The new exhibition at the Dovecot is by no means a straightforward collection of items from an artist’s dusty back room. Care, attention and creativity has gone into the concept of the exhibition, developing organically through various stages, as has Kiely’s internationally famous business. It is a brightly curated show with plenty of space to stand back and admire the larger-than-life-size dresses hanging as if in a massive wardrobe, replicated in a set of miniature stick dolls with names like Agatha and Ivy.

Colour and print are at the centre of both Kiely’s life and success. After being encouraged at her convent school by the art teacher, Kiely won a place at the National College of Art and Design in her native Dublin.
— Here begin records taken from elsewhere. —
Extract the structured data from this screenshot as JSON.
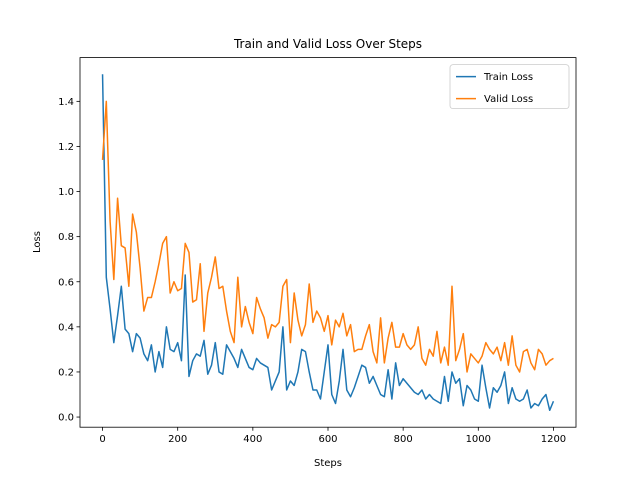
{
  "chart_data": {
    "type": "line",
    "title": "Train and Valid Loss Over Steps",
    "xlabel": "Steps",
    "ylabel": "Loss",
    "x": [
      0,
      10,
      20,
      30,
      40,
      50,
      60,
      70,
      80,
      90,
      100,
      110,
      120,
      130,
      140,
      150,
      160,
      170,
      180,
      190,
      200,
      210,
      220,
      230,
      240,
      250,
      260,
      270,
      280,
      290,
      300,
      310,
      320,
      330,
      340,
      350,
      360,
      370,
      380,
      390,
      400,
      410,
      420,
      430,
      440,
      450,
      460,
      470,
      480,
      490,
      500,
      510,
      520,
      530,
      540,
      550,
      560,
      570,
      580,
      590,
      600,
      610,
      620,
      630,
      640,
      650,
      660,
      670,
      680,
      690,
      700,
      710,
      720,
      730,
      740,
      750,
      760,
      770,
      780,
      790,
      800,
      810,
      820,
      830,
      840,
      850,
      860,
      870,
      880,
      890,
      900,
      910,
      920,
      930,
      940,
      950,
      960,
      970,
      980,
      990,
      1000,
      1010,
      1020,
      1030,
      1040,
      1050,
      1060,
      1070,
      1080,
      1090,
      1100,
      1110,
      1120,
      1130,
      1140,
      1150,
      1160,
      1170,
      1180,
      1190,
      1200
    ],
    "series": [
      {
        "name": "Train Loss",
        "color": "#1f77b4",
        "values": [
          1.52,
          0.62,
          0.48,
          0.33,
          0.45,
          0.58,
          0.39,
          0.37,
          0.29,
          0.37,
          0.35,
          0.28,
          0.25,
          0.32,
          0.2,
          0.29,
          0.22,
          0.4,
          0.3,
          0.29,
          0.33,
          0.25,
          0.63,
          0.18,
          0.25,
          0.28,
          0.27,
          0.34,
          0.19,
          0.23,
          0.33,
          0.2,
          0.19,
          0.32,
          0.29,
          0.26,
          0.22,
          0.3,
          0.26,
          0.22,
          0.21,
          0.26,
          0.24,
          0.23,
          0.22,
          0.12,
          0.16,
          0.2,
          0.4,
          0.12,
          0.16,
          0.14,
          0.2,
          0.3,
          0.29,
          0.2,
          0.12,
          0.12,
          0.08,
          0.2,
          0.32,
          0.1,
          0.06,
          0.16,
          0.3,
          0.12,
          0.09,
          0.13,
          0.18,
          0.23,
          0.22,
          0.15,
          0.18,
          0.14,
          0.1,
          0.09,
          0.21,
          0.08,
          0.24,
          0.14,
          0.17,
          0.15,
          0.13,
          0.11,
          0.1,
          0.12,
          0.08,
          0.1,
          0.08,
          0.07,
          0.06,
          0.18,
          0.07,
          0.2,
          0.15,
          0.17,
          0.05,
          0.14,
          0.12,
          0.08,
          0.07,
          0.23,
          0.13,
          0.04,
          0.13,
          0.11,
          0.14,
          0.2,
          0.06,
          0.13,
          0.08,
          0.07,
          0.08,
          0.12,
          0.04,
          0.06,
          0.05,
          0.08,
          0.1,
          0.03,
          0.07
        ]
      },
      {
        "name": "Valid Loss",
        "color": "#ff7f0e",
        "values": [
          1.14,
          1.4,
          0.87,
          0.61,
          0.97,
          0.76,
          0.75,
          0.58,
          0.9,
          0.82,
          0.66,
          0.47,
          0.53,
          0.53,
          0.6,
          0.68,
          0.77,
          0.8,
          0.55,
          0.6,
          0.56,
          0.57,
          0.77,
          0.73,
          0.51,
          0.52,
          0.68,
          0.38,
          0.55,
          0.62,
          0.71,
          0.57,
          0.58,
          0.47,
          0.38,
          0.33,
          0.62,
          0.4,
          0.49,
          0.42,
          0.37,
          0.53,
          0.48,
          0.44,
          0.35,
          0.41,
          0.4,
          0.42,
          0.58,
          0.61,
          0.33,
          0.55,
          0.43,
          0.36,
          0.41,
          0.59,
          0.42,
          0.47,
          0.44,
          0.38,
          0.45,
          0.32,
          0.43,
          0.4,
          0.46,
          0.36,
          0.41,
          0.29,
          0.3,
          0.3,
          0.36,
          0.41,
          0.29,
          0.24,
          0.44,
          0.24,
          0.35,
          0.42,
          0.31,
          0.31,
          0.37,
          0.32,
          0.3,
          0.32,
          0.4,
          0.26,
          0.23,
          0.3,
          0.27,
          0.38,
          0.24,
          0.31,
          0.23,
          0.58,
          0.25,
          0.3,
          0.37,
          0.2,
          0.28,
          0.26,
          0.24,
          0.27,
          0.33,
          0.3,
          0.28,
          0.31,
          0.25,
          0.33,
          0.23,
          0.36,
          0.23,
          0.2,
          0.29,
          0.3,
          0.24,
          0.21,
          0.3,
          0.28,
          0.23,
          0.25,
          0.26
        ]
      }
    ],
    "xlim": [
      -60,
      1260
    ],
    "xticks": [
      0,
      200,
      400,
      600,
      800,
      1000,
      1200
    ],
    "ylim": [
      -0.045,
      1.594
    ],
    "yticks": [
      {
        "value": 0,
        "label": "0.0"
      },
      0.2,
      0.4,
      0.6,
      0.8,
      {
        "value": 1,
        "label": "1.0"
      },
      1.2,
      1.4
    ],
    "legend": "upper right",
    "grid": false
  }
}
After a sojourn in New York where she honed her craft painstakingly mixing precisely the right paint shade, she wanted to learn about knitted textiles and attended the Royal Society for the encouragement of Arts, Manufactures and  Commerce (RSA) in London ”where you can go in with one idea and come out something completely different; where you can find yourself.” In 2011 she became an Honorary OBE and in 2017 was made Senior Fellow of the RSA.

The exhibition is organised by the Fashion & Textile Museum and starts with the Print Library. Panels of natural, especially floral images in a broad palette range from turquoise to olive, and sunshine to the classic orange of the ’60s childhood home. Scarlet discs amidst petals of muted blues bring to mind Dick Bruna‘s Miffy illustrations which were popular with young readers of the late 1960s. A collection of retro design which ‘yearns for certainty in tumultuous times’, as the information panel put it; but look closely and the viewer will also discover an intelligence of design which bears living with on a day-to-day basis. Upended owls fit together nicely, playful juxtapositions of original shapes create something new: a peacock tail of flower stalks, parachutes made from petals, apples with flower cores, and somehow they lend themselves equally to dress fabric as to place mat.

Around the corner is the Wall of Bags and opposite this a set of V&A clothes stands inspired by the mid to late decades of the 20th century. Glorious auburn zigzags, organza baby blue collar, and a raincoat made of the ubiquitous PVC (or tablecloth material). There is also a dated looking bathing costume to die for!

Like many artists, Orla Kiely represents herself within and through her work rather than through words in the exhibition. Let the vibrancy and clarity of colour speak for her, and allow the focus and precision with which she has built her signature and brand do the talking.